What is wealth? How do we increase it? These are some of the questions Adam Smith asks in his Wealth of Nations ([1776] 1981) and in particular in Book II. Smith opens the Wealth of Nations explaining that wealth is a product of the improvement of the productive power of labor, which is to say of division of labor. He then continues explaining that division of labor is possible when there is enough capital to support it. So how do we have enough capital to develop, support, and promote a productive division of labor and thus economic growth? This is the topic of Book II.
Smith attributes the remarkable economic growth that Scotland experienced in the 18th century to the development of a vigorous banking system, made prudent through competition.

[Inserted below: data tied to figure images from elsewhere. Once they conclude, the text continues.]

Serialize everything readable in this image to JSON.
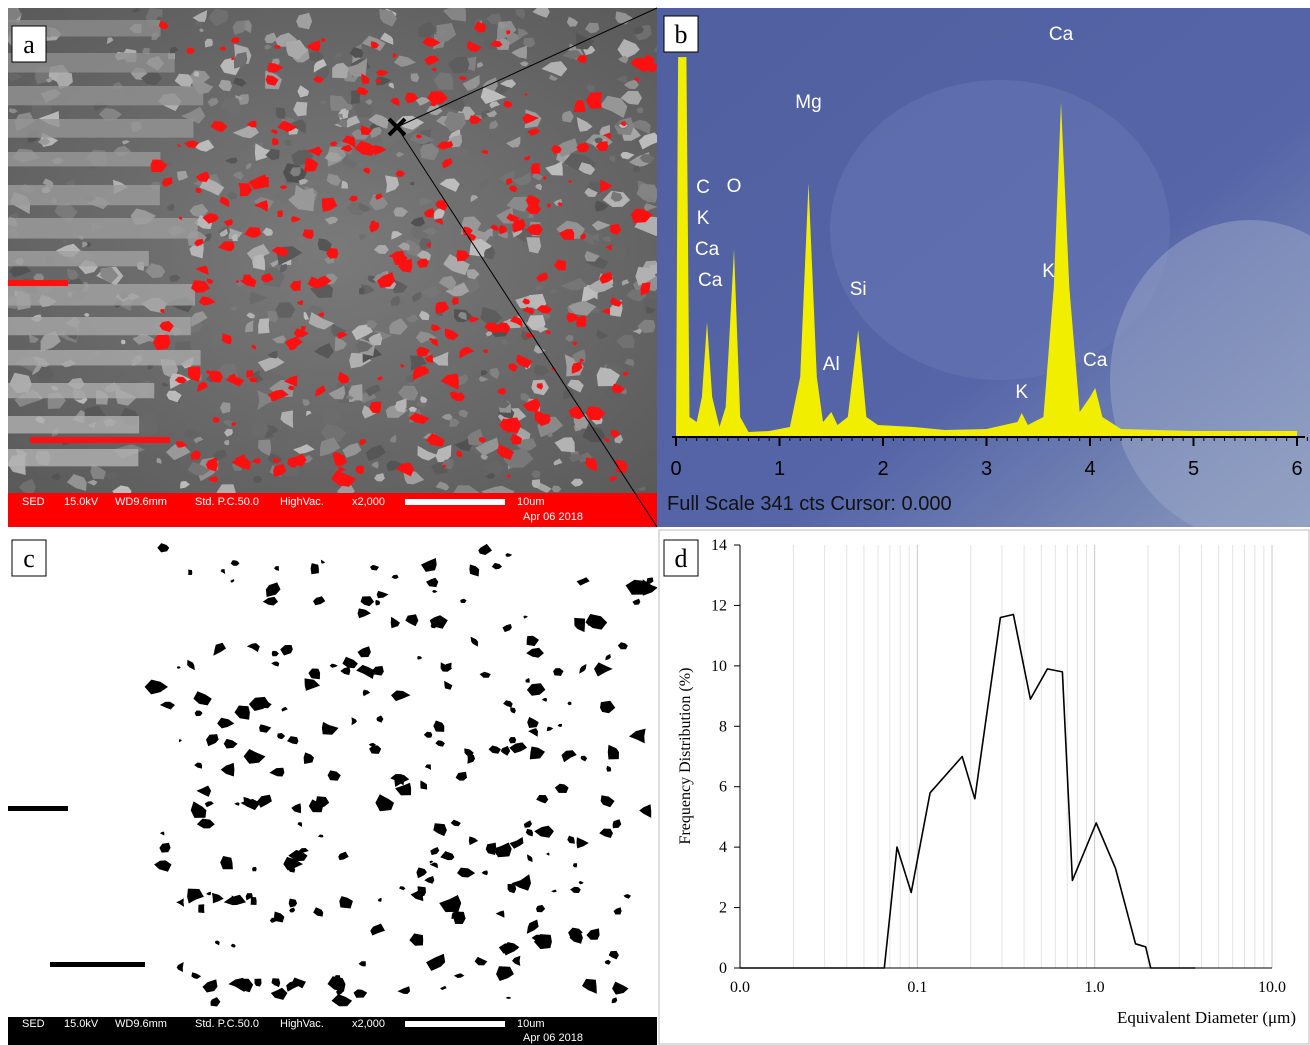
{
  "panels": {
    "a": {
      "label": "a",
      "info": [
        "SED",
        "15.0kV",
        "WD9.6mm",
        "Std. P.C.50.0",
        "HighVac.",
        "x2,000",
        "10um",
        "Apr 06 2018"
      ]
    },
    "b": {
      "label": "b"
    },
    "c": {
      "label": "c",
      "info": [
        "SED",
        "15.0kV",
        "WD9.6mm",
        "Std. P.C.50.0",
        "HighVac.",
        "x2,000",
        "10um",
        "Apr 06 2018"
      ]
    },
    "d": {
      "label": "d"
    }
  },
  "chart_data": [
    {
      "type": "area",
      "color": "#f2ee00",
      "x": [
        0,
        0.02,
        0.1,
        0.13,
        0.2,
        0.25,
        0.3,
        0.35,
        0.42,
        0.48,
        0.56,
        0.62,
        0.7,
        0.9,
        1.1,
        1.2,
        1.28,
        1.36,
        1.42,
        1.5,
        1.56,
        1.66,
        1.76,
        1.84,
        1.95,
        2.3,
        2.6,
        3.0,
        3.3,
        3.34,
        3.4,
        3.55,
        3.65,
        3.72,
        3.8,
        3.9,
        4.0,
        4.05,
        4.12,
        4.3,
        5.0,
        6.0
      ],
      "values": [
        0,
        380,
        380,
        20,
        15,
        40,
        115,
        40,
        10,
        30,
        188,
        20,
        5,
        6,
        10,
        60,
        254,
        60,
        15,
        25,
        12,
        20,
        107,
        20,
        12,
        10,
        7,
        8,
        15,
        24,
        12,
        20,
        150,
        335,
        150,
        25,
        40,
        49,
        20,
        8,
        6,
        6
      ],
      "xlim": [
        -0.08,
        6.08
      ],
      "xticks": [
        0,
        1,
        2,
        3,
        4,
        5,
        6
      ],
      "ylim": [
        0,
        341
      ],
      "annotations": [
        {
          "text": "C",
          "x": 0.3
        },
        {
          "text": "K",
          "x": 0.3
        },
        {
          "text": "Ca",
          "x": 0.3
        },
        {
          "text": "Ca",
          "x": 0.33
        },
        {
          "text": "O",
          "x": 0.56
        },
        {
          "text": "Mg",
          "x": 1.28
        },
        {
          "text": "Al",
          "x": 1.5
        },
        {
          "text": "Si",
          "x": 1.76
        },
        {
          "text": "K",
          "x": 3.34
        },
        {
          "text": "Ca",
          "x": 3.72
        },
        {
          "text": "K",
          "x": 3.6
        },
        {
          "text": "Ca",
          "x": 4.05
        }
      ],
      "footer": "Full Scale 341 cts Cursor: 0.000"
    },
    {
      "type": "line",
      "color": "#000000",
      "log_x": true,
      "x": [
        0.01,
        0.0617,
        0.0651,
        0.0708,
        0.0768,
        0.0924,
        0.118,
        0.179,
        0.211,
        0.294,
        0.348,
        0.434,
        0.541,
        0.658,
        0.749,
        1.02,
        1.31,
        1.7,
        1.94,
        2.07,
        3.69
      ],
      "values": [
        0,
        0,
        0,
        2,
        4,
        2.5,
        5.8,
        7,
        5.6,
        11.6,
        11.7,
        8.9,
        9.9,
        9.8,
        2.9,
        4.8,
        3.3,
        0.8,
        0.7,
        0,
        0
      ],
      "xlim": [
        0.01,
        10
      ],
      "xticks": [
        {
          "value": 0.01,
          "label": "0.0"
        },
        {
          "value": 0.1,
          "label": "0.1"
        },
        {
          "value": 1,
          "label": "1.0"
        },
        {
          "value": 10,
          "label": "10.0"
        }
      ],
      "ylim": [
        0,
        14
      ],
      "yticks": [
        0,
        2,
        4,
        6,
        8,
        10,
        12,
        14
      ],
      "x_label": "Equivalent Diameter (μm)",
      "y_label": "Frequency Distribution (%)"
    }
  ]
}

In the 18th century, banks are a bit controversial. Some believe that banks, by introducing paper money, increase the quantity of money in a country, thus making it richer. Others claim that banks make a country poorer instead, because paper money substitutes for gold and silver as a means of domestic payment, thus decreasing the quantity of gold and silver, thereby decreasing the country’s wealth. Smith differs. For Smith, banks do help an economy to grow richer (not poorer) by decreasing (not increasing) the quantity of gold and silver in the country!
Smith’s logic relies on economic forces and government regulations to generate the prudent financial conduct needed for stable growth.